但是人到中年經歷了大起大落,事業好不容易步入了正軌,現在要收回他的所有?

這讓人如何接受?!

寧知歡不管許志心中如何想,只是自顧自的說著,順便往他血淋淋的心口不斷的補刀。

“既然你不相信,這事情咱們就只好打官司了。
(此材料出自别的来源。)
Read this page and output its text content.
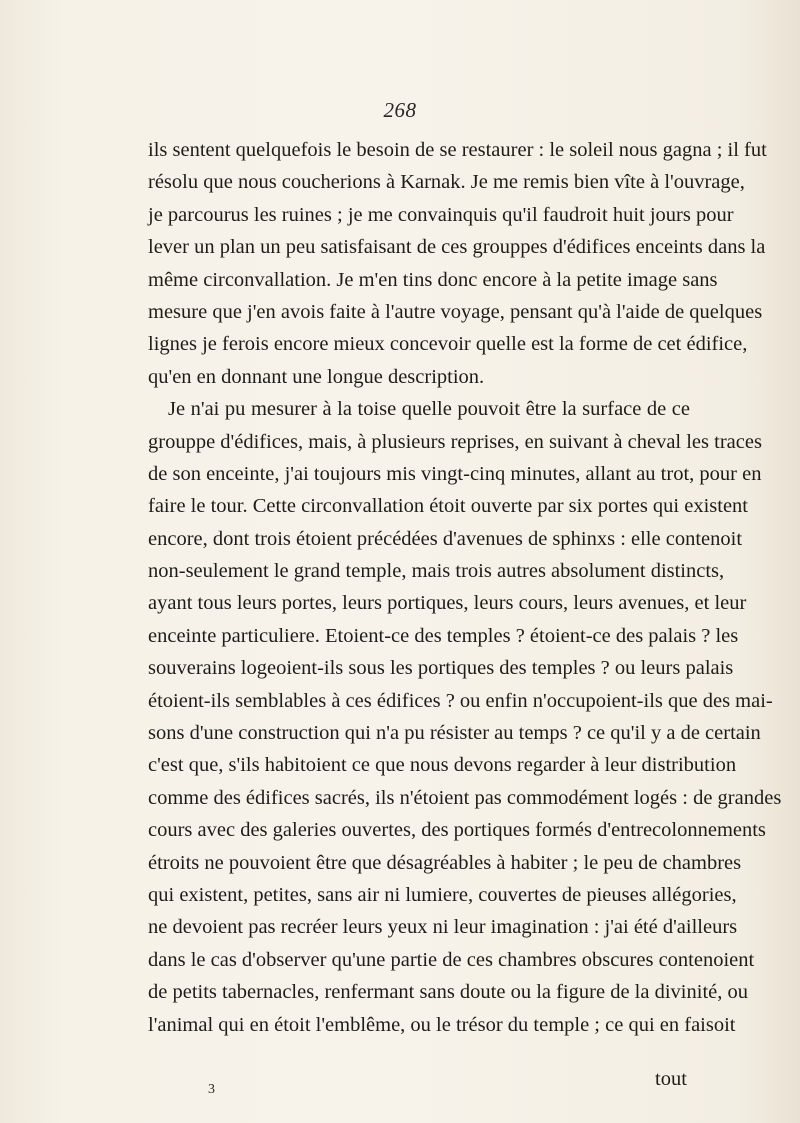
268
ils sentent quelquefois le besoin de se restaurer : le soleil nous gagna ; il fut
résolu que nous coucherions à Karnak. Je me remis bien vîte à l'ouvrage,
je parcourus les ruines ; je me convainquis qu'il faudroit huit jours pour
lever un plan un peu satisfaisant de ces grouppes d'édifices enceints dans la
même circonvallation. Je m'en tins donc encore à la petite image sans
mesure que j'en avois faite à l'autre voyage, pensant qu'à l'aide de quelques
lignes je ferois encore mieux concevoir quelle est la forme de cet édifice,
qu'en en donnant une longue description.
Je n'ai pu mesurer à la toise quelle pouvoit être la surface de ce
grouppe d'édifices, mais, à plusieurs reprises, en suivant à cheval les traces
de son enceinte, j'ai toujours mis vingt-cinq minutes, allant au trot, pour en
faire le tour. Cette circonvallation étoit ouverte par six portes qui existent
encore, dont trois étoient précédées d'avenues de sphinxs : elle contenoit
non-seulement le grand temple, mais trois autres absolument distincts,
ayant tous leurs portes, leurs portiques, leurs cours, leurs avenues, et leur
enceinte particuliere. Etoient-ce des temples ? étoient-ce des palais ? les
souverains logeoient-ils sous les portiques des temples ? ou leurs palais
étoient-ils semblables à ces édifices ? ou enfin n'occupoient-ils que des mai-
sons d'une construction qui n'a pu résister au temps ? ce qu'il y a de certain
c'est que, s'ils habitoient ce que nous devons regarder à leur distribution
comme des édifices sacrés, ils n'étoient pas commodément logés : de grandes
cours avec des galeries ouvertes, des portiques formés d'entrecolonnements
étroits ne pouvoient être que désagréables à habiter ; le peu de chambres
qui existent, petites, sans air ni lumiere, couvertes de pieuses allégories,
ne devoient pas recréer leurs yeux ni leur imagination : j'ai été d'ailleurs
dans le cas d'observer qu'une partie de ces chambres obscures contenoient
de petits tabernacles, renfermant sans doute ou la figure de la divinité, ou
l'animal qui en étoit l'emblême, ou le trésor du temple ; ce qui en faisoit
3	tout
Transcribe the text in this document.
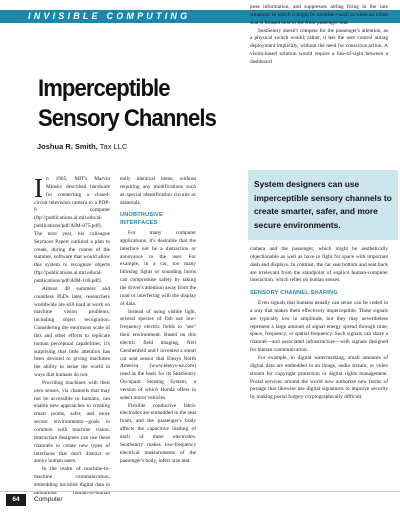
INVISIBLE COMPUTING
Imperceptible
Sensory Channels
Joshua R. Smith, Tax LLC

In 1965, MIT's Marvin Minsky described hardware for connecting a closed-circuit television camera to a PDP-6 computer (ftp://publications.ai.mit.edu/ai-publications/pdf/AIM-075.pdf). The next year, his colleague Seymour Papert outlined a plan to create, during the course of the summer, software that would allow this system to recognize objects (ftp://publications.ai.mit.edu/ai-publications/pdf/AIM-100.pdf).

Almost 40 summers and countless PhDs later, researchers worldwide are still hard at work on machine vision problems, including object recognition. Considering the enormous scale of this and other efforts to replicate human perceptual capabilities, it's surprising that little attention has been devoted to giving machines the ability to sense the world in ways that humans do not.

Providing machines with their own senses, via channels that may not be accessible to humans, can enable new approaches to creating smart rooms, safer, and more secure environments—goals in common with machine vision. Interaction designers can use these channels to create new types of interfaces that don't distract or annoy human users.

In the realm of machine-to-machine communication, embedding invisible digital data in ubiquitous human-to-human

ently identical items, without requiring any modifications such as special identification circuits or materials.

UNOBTRUSIVE INTERFACES

For many computer applications, it's desirable that the interface not be a distraction or annoyance to the user. For example, in a car, too many blinking lights or sounding horns can compromise safety by taking the driver's attention away from the road or interfering with the display of data.

Instead of using visible light, several species of fish use low-frequency electric fields to "see" their environment. Based on this electric field imaging, Neil Gershenfeld and I invented a smart car seat sensor that Elesys North America (www.elesys-na.com) used as the basis for its SeatSentry Occupant Sensing System, a version of which Honda offers in select motor vehicles.

Flexible conductive fabric electrodes are embedded in the seat foam, and the passenger's body affects the capacitive loading of each of these electrodes. SeatSentry makes low-frequency electrical measurements of the passenger's body, infers size and

pose information, and suppresses airbag firing in the rare situations in which it might be harmful—such as when an infant seat is located next to the front passenger seat.

SeatSentry doesn't compete for the passenger's attention, as a physical switch would; rather, it lets the user control airbag deployment implicitly, without the need for conscious action. A vision-based solution would require a line-of-sight between a dashboard

System designers can use imperceptible sensory channels to create smarter, safer, and more secure environments.

camera and the passenger, which might be aesthetically objectionable as well as have to fight for space with important dash and displays. In contrast, the car seat bottom and seat back are irrelevant from the standpoint of explicit human-computer interaction, which relies on human senses.

SENSORY CHANNEL SHARING

Even signals that humans usually can sense can be coded in a way that makes them effectively imperceptible. These signals are typically low in amplitude, but they may nevertheless represent a large amount of signal energy spread through time, space, frequency, or spatial frequency. Such signals can share a channel—and associated infrastructure—with signals designed for human communication.

For example, in digital watermarking, small amounts of digital data are embedded in an image, audio stream, or video stream for copyright protection or digital rights management. Postal services around the world now authorize new forms of postage that likewise use digital signatures to improve security by making postal forgery cryptographically difficult.

64	Computer
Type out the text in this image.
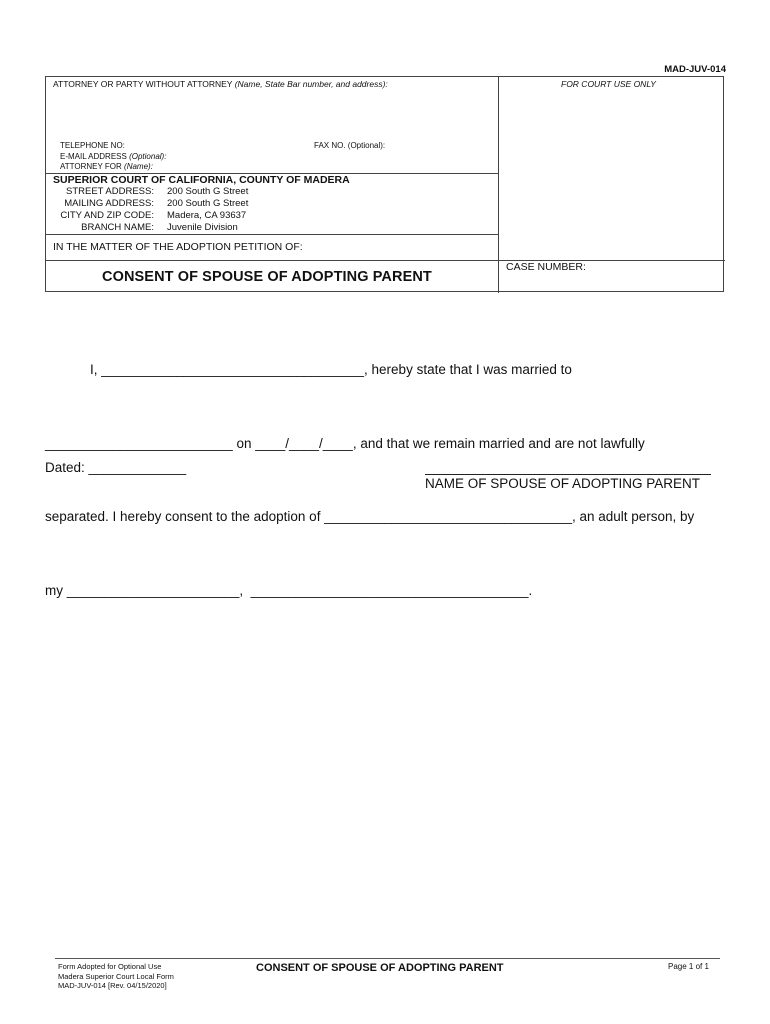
MAD-JUV-014
ATTORNEY OR PARTY WITHOUT ATTORNEY (Name, State Bar number, and address):	FOR COURT USE ONLY
TELEPHONE NO:	FAX NO. (Optional):
E-MAIL ADDRESS (Optional):
ATTORNEY FOR (Name):
SUPERIOR COURT OF CALIFORNIA, COUNTY OF MADERA
STREET ADDRESS: 200 South G Street
MAILING ADDRESS: 200 South G Street
CITY AND ZIP CODE: Madera, CA 93637
BRANCH NAME: Juvenile Division
IN THE MATTER OF THE ADOPTION PETITION OF:
CASE NUMBER:
CONSENT OF SPOUSE OF ADOPTING PARENT

I, ___________________________________, hereby state that I was married to

_________________________ on ____/____/____, and that we remain married and are not lawfully

separated. I hereby consent to the adoption of _________________________________, an adult person, by

my _______________________,  _____________________________________.

Dated: _____________
NAME OF SPOUSE OF ADOPTING PARENT
Form Adopted for Optional Use
Madera Superior Court Local Form
MAD-JUV-014 [Rev. 04/15/2020]
CONSENT OF SPOUSE OF ADOPTING PARENT	Page 1 of 1
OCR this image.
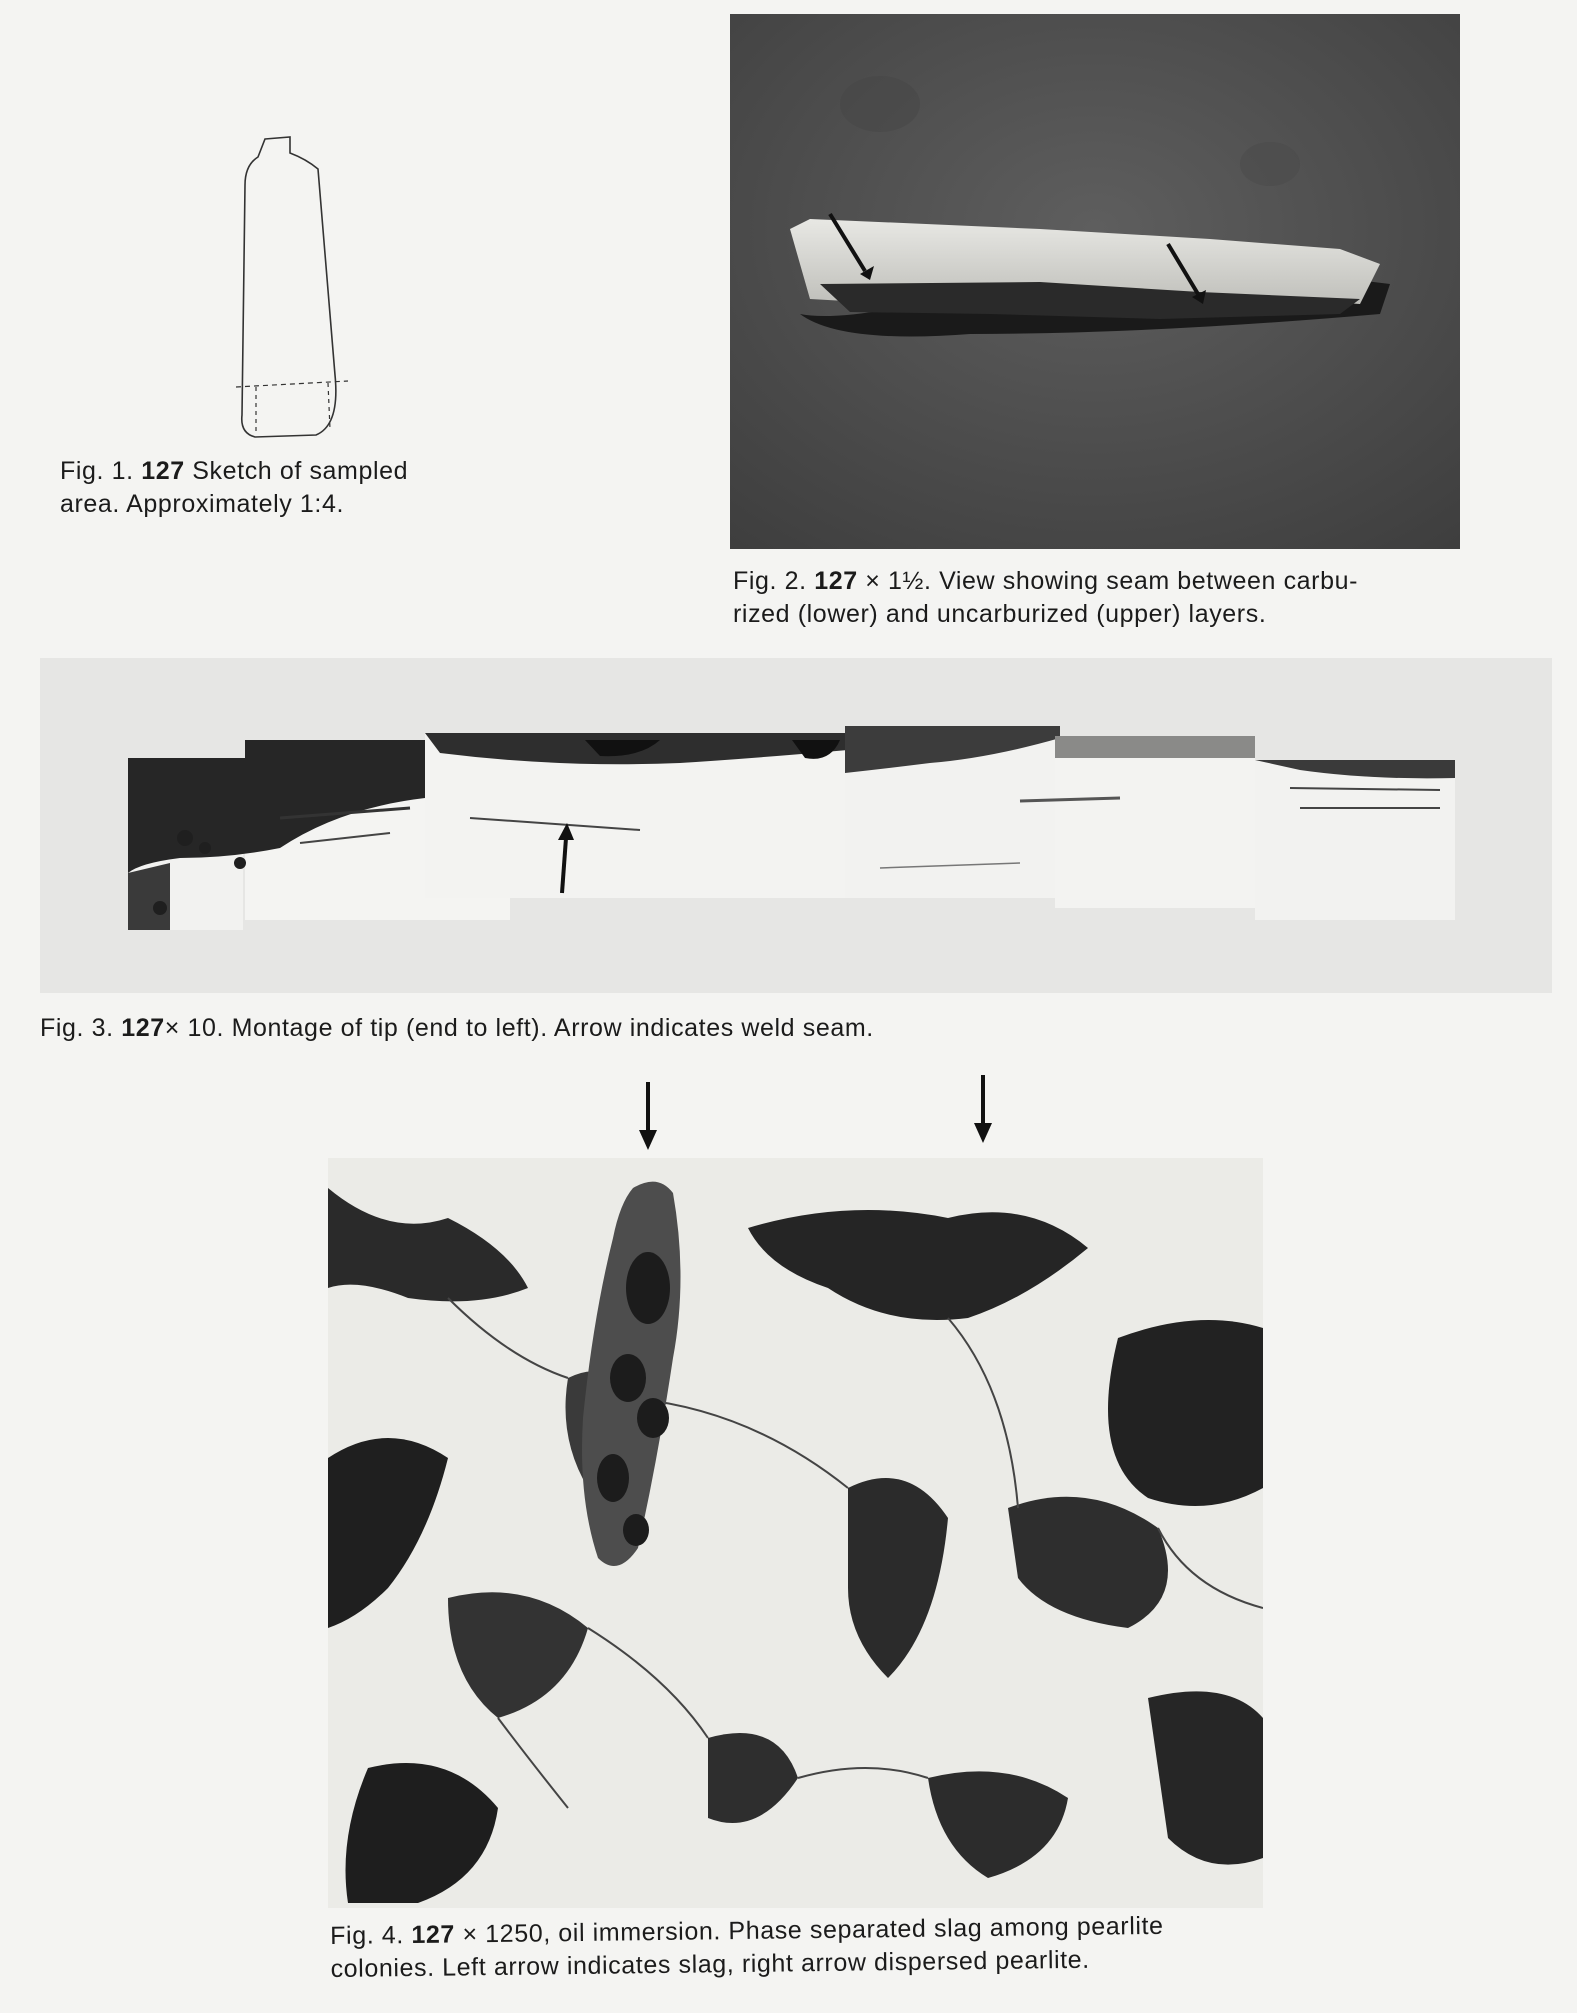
Fig. 1. 127 Sketch of sampled
area. Approximately 1:4.
Fig. 2. 127 × 1½. View showing seam between carbu-
rized (lower) and uncarburized (upper) layers.
Fig. 3. 127× 10. Montage of tip (end to left). Arrow indicates weld seam.
Fig. 4. 127 × 1250, oil immersion. Phase separated slag among pearlite
colonies. Left arrow indicates slag, right arrow dispersed pearlite.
”

許志雙眼通紅,整個人被氣的在抖,說不出話來。

其他工人瞭解到廠子可能會易主,也不敢多說。

局面是詭異的靜謐。

一聲清冷的男聲傳入眾人耳中,打破了這尷尬的局面,“好熱鬧啊,許廠長,這是在幹什麼?”

眾人尋聲望去。

蕭禹池不知道什麼時候出現在了門口,逆著光走來。

讓人看的虛幻,看不真切。

不過寧知歡卻在聽到聲音的第一時間就知道這人是誰了。

眼中瀰漫著她自己都沒察覺的期待。

蕭禹池由遠及近,眾人只見一個長的俊美的少年,單手插兜,懶散的走了過來。

眼神瀰漫著漫不經心掃過眾人,唯獨在寧知歡的身上稍微停頓了一下,卻又很快的移開。

幾不可見。

唯有寧知歡,清楚的感覺到和他有了對視。

她想要張口說什麼,蕭禹池又很快的移開了目光。

讓她有點不明所以。

蕭禹池目光落在許志的身上,後者不自覺的打了個寒戰。

這段時間因為寧知歡的原有,他也算賺了點錢,一躍成為了上流社會的人物。

有幸見過蕭禹池一次。

不知道他到底是什麼人物,但知道他一定是個大人物。

畢竟那場宴會是他為了躋身進入上流社會,不知道給了多少錢打通關係,爭得頭破血流這才得來的機會。

蕭禹池露了一面,那宴會的主辦人就對他異常的恭敬。

原本像他這種層次的人,根本就沒辦法接觸到蕭禹池,但他記得,蕭禹池和寧知歡好像是一起的。

只是就這麼遠遠的看了一眼,他也不確定跟著寧知歡身後的少年到底是不是蕭禹池。